Red Bull consultant Dr. Helmut Marko is feeling confident, claiming that his team should actually achieve a double victory, as Formula 1 heads to Mexico this weekend and Brazil the week after.
Marko was talking to Auto Motor und Sport ahead of the 2021 Mexican Grand Prix, an looked back at Max Verstappen’s win in Austin two weeks ago, where Sergio Perez also came third.
“The win was incredibly important from a moral point of view,” he said. “The last three races in general. We scored more points than calculated.
“We expected a tie at most, but more likely a deficit,” Marko revealed. “Now we have a lead of 12 points. We hope that the forecasts are correct. That we have a certain favorite position in Mexico and Brazil because of the engines.”
And whether he expected a win going forward, even in Brazil, Marko said: “Yes. It should actually be a double victory.
“The height is comparable to the Red Bull Ring,” the Austrian said of the Brazilian venue. “In Austin we saw that Mercedes’ superiority disappears if we put the car in the right window.

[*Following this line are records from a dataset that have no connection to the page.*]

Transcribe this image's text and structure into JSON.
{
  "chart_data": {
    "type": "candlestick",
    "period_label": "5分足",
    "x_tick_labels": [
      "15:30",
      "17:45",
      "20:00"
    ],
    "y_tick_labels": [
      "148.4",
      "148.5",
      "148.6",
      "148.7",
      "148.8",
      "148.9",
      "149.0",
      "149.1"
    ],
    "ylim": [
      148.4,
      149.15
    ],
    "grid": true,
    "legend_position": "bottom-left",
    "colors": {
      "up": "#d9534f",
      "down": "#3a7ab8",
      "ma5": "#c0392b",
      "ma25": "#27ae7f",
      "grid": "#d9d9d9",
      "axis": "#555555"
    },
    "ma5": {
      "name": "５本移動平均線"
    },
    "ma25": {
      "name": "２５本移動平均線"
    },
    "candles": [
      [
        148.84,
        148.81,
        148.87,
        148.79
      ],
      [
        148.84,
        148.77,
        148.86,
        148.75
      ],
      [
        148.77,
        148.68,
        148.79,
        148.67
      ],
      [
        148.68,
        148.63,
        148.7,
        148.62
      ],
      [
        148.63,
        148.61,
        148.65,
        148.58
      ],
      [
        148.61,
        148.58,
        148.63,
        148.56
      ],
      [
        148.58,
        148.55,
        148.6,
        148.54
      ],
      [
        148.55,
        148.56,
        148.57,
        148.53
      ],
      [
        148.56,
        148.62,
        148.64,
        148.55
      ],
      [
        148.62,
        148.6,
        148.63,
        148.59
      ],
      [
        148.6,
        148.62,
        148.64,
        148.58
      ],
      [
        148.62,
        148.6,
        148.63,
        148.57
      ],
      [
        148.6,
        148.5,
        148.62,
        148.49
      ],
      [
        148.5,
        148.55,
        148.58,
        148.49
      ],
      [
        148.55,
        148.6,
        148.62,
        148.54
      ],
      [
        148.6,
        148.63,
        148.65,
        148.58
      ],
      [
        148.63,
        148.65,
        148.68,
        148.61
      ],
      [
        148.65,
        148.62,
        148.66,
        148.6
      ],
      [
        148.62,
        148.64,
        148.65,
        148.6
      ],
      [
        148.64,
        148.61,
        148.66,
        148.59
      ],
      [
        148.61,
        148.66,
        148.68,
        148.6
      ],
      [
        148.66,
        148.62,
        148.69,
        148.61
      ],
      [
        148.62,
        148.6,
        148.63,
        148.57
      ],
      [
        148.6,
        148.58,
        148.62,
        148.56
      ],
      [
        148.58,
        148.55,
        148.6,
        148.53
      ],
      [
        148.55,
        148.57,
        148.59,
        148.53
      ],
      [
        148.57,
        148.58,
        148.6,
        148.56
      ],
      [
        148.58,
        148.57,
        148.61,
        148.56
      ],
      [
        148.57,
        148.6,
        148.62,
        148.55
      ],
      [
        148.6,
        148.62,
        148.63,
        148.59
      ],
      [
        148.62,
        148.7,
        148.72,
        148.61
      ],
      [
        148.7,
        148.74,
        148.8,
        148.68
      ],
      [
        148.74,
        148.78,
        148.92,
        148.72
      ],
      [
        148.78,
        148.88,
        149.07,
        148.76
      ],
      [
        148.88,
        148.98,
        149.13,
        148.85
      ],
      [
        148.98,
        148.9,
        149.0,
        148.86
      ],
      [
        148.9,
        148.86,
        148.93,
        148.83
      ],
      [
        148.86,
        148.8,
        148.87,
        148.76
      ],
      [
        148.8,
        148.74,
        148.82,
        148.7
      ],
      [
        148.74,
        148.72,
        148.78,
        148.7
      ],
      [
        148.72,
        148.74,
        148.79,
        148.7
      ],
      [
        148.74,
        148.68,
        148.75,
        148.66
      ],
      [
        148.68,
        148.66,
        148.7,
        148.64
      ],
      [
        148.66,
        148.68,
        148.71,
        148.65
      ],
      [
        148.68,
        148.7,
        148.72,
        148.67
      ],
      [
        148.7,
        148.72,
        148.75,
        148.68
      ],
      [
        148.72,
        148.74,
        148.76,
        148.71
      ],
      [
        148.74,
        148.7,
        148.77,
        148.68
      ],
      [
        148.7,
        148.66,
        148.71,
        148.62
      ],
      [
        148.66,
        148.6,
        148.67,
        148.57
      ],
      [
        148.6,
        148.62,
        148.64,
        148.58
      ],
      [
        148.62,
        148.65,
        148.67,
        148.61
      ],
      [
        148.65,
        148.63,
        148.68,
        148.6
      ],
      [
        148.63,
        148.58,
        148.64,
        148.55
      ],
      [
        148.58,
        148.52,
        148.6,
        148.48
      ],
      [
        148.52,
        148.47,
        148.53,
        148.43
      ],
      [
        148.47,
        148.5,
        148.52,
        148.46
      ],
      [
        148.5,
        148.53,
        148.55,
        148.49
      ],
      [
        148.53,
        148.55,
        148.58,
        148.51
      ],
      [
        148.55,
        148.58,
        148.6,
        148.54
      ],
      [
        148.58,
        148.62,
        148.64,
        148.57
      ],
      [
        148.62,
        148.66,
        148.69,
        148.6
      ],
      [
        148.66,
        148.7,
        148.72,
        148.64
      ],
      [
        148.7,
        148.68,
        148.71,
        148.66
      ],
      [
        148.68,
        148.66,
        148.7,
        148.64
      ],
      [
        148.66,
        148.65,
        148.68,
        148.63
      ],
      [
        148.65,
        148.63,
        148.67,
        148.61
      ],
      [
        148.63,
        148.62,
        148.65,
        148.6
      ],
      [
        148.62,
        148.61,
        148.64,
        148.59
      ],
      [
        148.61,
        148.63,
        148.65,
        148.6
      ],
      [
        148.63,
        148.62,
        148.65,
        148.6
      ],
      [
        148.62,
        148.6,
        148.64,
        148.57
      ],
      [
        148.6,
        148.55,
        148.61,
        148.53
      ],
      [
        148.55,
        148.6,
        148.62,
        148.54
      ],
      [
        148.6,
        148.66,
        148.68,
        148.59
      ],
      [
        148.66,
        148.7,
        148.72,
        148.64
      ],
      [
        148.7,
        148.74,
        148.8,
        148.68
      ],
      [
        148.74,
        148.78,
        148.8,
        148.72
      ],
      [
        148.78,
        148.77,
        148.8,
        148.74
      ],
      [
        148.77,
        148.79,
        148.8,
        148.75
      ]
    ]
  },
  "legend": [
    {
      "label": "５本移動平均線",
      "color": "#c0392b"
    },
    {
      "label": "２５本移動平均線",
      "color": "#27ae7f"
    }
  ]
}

“In Sochi and Turkey it had a lot to do with the tyre temperature,” he pointed out and admitted: “In any case, we were not on an equal footing with Mercedes. In return, our points count turned out to be very satisfactory.”
Racing has been close this year, with no one able to predict how the title protagonists, and their teams, would compare going into each race, with Mercedes struggling in Austin while everyone thought it was their race to lose, being a prime example of the volatile pecking order.
“The current status is that we are just behind Mercedes in terms of engine performance,” Marko said in this regards.
“With their lowering of the rear suspension, they have an advantage on long straights,” hinting at Mercedes’ rear suspension lowering mechanism.
“In the case of the chassis, it depends on the shape of the day,” but insisted: “The superiority that we had from France is gone.”
The 78-year-old former racing driver went on to address the elephant in the room, namely the engine situation going forward, with Mercedes suffering reliability problems evident of Valtteri Bottas’ six consumed Internal Combustion Engines to date.
“In normal races and without accidents, we can get away with our engines,” Marko confidently claimed. “Our level of information, our hope, is that Hamilton will have to switch again.”
The man in charge of Red Bull’s Driver Program expressed faith in his team’s power unit partner Honda, who are leaving F1 at the end of this season.
“So far we have been absolutely reliable with the Honda engine,” he assured.
“You are never immune from a defect. But the engine situation is certainly more reassuring on the Honda side than on the Mercedes side,” Marko maintained.